Yvette obtained her doctoral degree in Biology, having studied the distribution of nitrogen-fixing bacteria in saltmarsh cordgrass rhizospheres along a tidal gradient and the response of the diazotrophs to altering plant resource allocation. She then joined Microbial Insights, Inc., a company specializing in microbial community profiling using molecular techniques, primarily focused within the environmental/bioremediation field. There she lead research for product and market development, as well as directed the molecular facilities. In 2004, Dr. Piceno joined Dr. Gary Andersen’s lab at the Lawrence Berkeley National Laboratory, working on numerous collaborative studies, ranging from ocean systems, oil reservoirs, and rock or agricultural soils, to human gut microbiome studies for chronic kidney disease patients. Yvette recently joined the Lynch Lab (July 2016) and will apply high-throughput sequencing techniques to examine the effects of fecal microbiota transplants for patients diagnosed with Clostridia difficile infections or pouchitis (an infectious state arising after a surgically-created pouch has been formed from ileal gut tissue as part of a treatment for ulcerative colitis or other diseases).
Elle Fukui, B.A.
Elle is a Bay Area native and recent graduate from UC Berkeley majoring in Molecular and Cell Biology with an emphasis in Cell and Developmental Biology.
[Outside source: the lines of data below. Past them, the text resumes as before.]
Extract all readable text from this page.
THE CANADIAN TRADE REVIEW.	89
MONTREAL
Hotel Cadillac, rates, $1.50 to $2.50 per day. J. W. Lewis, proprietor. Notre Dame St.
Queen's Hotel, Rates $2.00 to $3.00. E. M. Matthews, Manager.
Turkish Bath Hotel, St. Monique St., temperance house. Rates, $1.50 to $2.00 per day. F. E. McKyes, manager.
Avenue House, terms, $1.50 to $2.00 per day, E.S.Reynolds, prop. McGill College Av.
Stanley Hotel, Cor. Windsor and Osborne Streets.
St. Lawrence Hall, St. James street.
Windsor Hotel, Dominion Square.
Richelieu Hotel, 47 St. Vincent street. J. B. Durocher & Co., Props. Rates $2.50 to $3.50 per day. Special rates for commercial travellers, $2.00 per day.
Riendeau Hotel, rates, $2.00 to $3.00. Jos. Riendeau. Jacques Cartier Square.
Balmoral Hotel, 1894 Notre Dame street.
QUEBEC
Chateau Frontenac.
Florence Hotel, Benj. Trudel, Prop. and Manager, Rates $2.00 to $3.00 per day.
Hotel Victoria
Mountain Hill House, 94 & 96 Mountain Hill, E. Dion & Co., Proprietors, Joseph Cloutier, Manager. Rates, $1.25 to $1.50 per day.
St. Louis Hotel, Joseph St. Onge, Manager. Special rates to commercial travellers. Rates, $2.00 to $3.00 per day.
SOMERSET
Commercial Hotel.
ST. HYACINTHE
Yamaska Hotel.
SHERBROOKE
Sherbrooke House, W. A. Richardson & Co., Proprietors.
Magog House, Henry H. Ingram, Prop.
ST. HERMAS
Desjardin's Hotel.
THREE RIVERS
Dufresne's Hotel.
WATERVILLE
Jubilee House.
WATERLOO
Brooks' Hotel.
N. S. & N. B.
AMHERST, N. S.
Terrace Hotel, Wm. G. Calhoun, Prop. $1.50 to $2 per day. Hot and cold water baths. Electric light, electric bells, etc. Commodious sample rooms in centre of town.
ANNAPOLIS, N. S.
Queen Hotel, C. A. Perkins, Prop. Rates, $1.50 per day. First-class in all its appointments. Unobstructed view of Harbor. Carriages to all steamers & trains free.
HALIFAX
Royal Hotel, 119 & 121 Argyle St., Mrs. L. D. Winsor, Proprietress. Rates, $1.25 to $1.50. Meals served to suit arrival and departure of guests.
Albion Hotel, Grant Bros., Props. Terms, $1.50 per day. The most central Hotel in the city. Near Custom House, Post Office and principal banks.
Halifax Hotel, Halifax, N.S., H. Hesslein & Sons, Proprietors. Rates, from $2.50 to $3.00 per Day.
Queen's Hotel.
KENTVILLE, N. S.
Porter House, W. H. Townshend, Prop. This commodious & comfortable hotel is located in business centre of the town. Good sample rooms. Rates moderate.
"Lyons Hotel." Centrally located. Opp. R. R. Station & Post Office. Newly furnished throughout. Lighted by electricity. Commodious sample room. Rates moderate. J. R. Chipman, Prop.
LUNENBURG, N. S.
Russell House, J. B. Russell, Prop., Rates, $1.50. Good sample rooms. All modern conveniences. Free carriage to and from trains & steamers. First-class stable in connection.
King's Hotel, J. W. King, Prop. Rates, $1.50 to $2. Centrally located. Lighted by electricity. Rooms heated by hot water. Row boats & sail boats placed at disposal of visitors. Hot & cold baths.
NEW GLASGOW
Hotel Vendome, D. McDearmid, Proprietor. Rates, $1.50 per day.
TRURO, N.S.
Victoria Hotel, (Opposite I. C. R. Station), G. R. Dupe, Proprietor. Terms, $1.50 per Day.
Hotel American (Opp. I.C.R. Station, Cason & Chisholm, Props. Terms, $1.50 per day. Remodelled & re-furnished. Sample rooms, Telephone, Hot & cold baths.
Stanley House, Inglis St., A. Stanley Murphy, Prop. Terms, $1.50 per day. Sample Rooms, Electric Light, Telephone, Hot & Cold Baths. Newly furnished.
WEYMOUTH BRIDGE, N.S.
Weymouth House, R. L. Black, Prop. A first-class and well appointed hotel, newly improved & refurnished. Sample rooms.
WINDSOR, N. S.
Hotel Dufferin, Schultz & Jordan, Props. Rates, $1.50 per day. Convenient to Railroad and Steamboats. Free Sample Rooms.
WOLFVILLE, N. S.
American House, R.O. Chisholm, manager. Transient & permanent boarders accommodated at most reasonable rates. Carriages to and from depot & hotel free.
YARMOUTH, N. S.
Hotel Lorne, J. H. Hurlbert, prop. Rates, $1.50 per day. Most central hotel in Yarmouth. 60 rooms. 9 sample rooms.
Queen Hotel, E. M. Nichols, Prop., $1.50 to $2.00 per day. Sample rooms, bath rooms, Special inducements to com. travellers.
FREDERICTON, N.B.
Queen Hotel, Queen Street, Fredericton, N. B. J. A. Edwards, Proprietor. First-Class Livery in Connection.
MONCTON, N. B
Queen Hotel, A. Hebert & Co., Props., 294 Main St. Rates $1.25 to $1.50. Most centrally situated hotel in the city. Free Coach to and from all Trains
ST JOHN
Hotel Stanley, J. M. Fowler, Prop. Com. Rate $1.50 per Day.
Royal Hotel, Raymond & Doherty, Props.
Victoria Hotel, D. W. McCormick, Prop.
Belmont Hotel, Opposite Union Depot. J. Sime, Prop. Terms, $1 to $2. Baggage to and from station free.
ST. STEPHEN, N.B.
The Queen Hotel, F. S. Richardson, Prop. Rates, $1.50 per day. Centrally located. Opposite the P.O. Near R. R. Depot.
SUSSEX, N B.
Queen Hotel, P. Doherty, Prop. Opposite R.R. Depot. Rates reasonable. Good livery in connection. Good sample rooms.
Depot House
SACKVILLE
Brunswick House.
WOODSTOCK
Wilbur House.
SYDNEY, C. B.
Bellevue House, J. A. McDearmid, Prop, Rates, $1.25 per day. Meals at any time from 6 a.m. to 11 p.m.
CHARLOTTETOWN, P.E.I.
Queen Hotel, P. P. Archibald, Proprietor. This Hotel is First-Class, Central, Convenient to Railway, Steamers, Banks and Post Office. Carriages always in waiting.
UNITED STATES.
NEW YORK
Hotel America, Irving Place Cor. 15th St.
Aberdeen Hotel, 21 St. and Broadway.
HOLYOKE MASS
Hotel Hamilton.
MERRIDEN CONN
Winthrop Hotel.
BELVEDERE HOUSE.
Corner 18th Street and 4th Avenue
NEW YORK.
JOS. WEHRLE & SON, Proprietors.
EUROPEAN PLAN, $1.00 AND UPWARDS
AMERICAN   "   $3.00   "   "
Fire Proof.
Elle previously worked at Lifelong Medical Care and Health Leads in San Pablo to empower patients from underserved communities to overcome the social barriers to healthcare. Elle joined the Lynch Lab in Spring 2017 due to her strong interest in the gut microbiome and its implications for human disease. She is conducting research under the mentorship of Elze Rackaityte examining the development of the gut microbiome and immune system in pre-natal life. Outside of the lab, Elle enjoys healthy cooking, hiking in redwood forests, listening to Spotify excessively, and reading magical realism novels while aiming for medical school in a few years.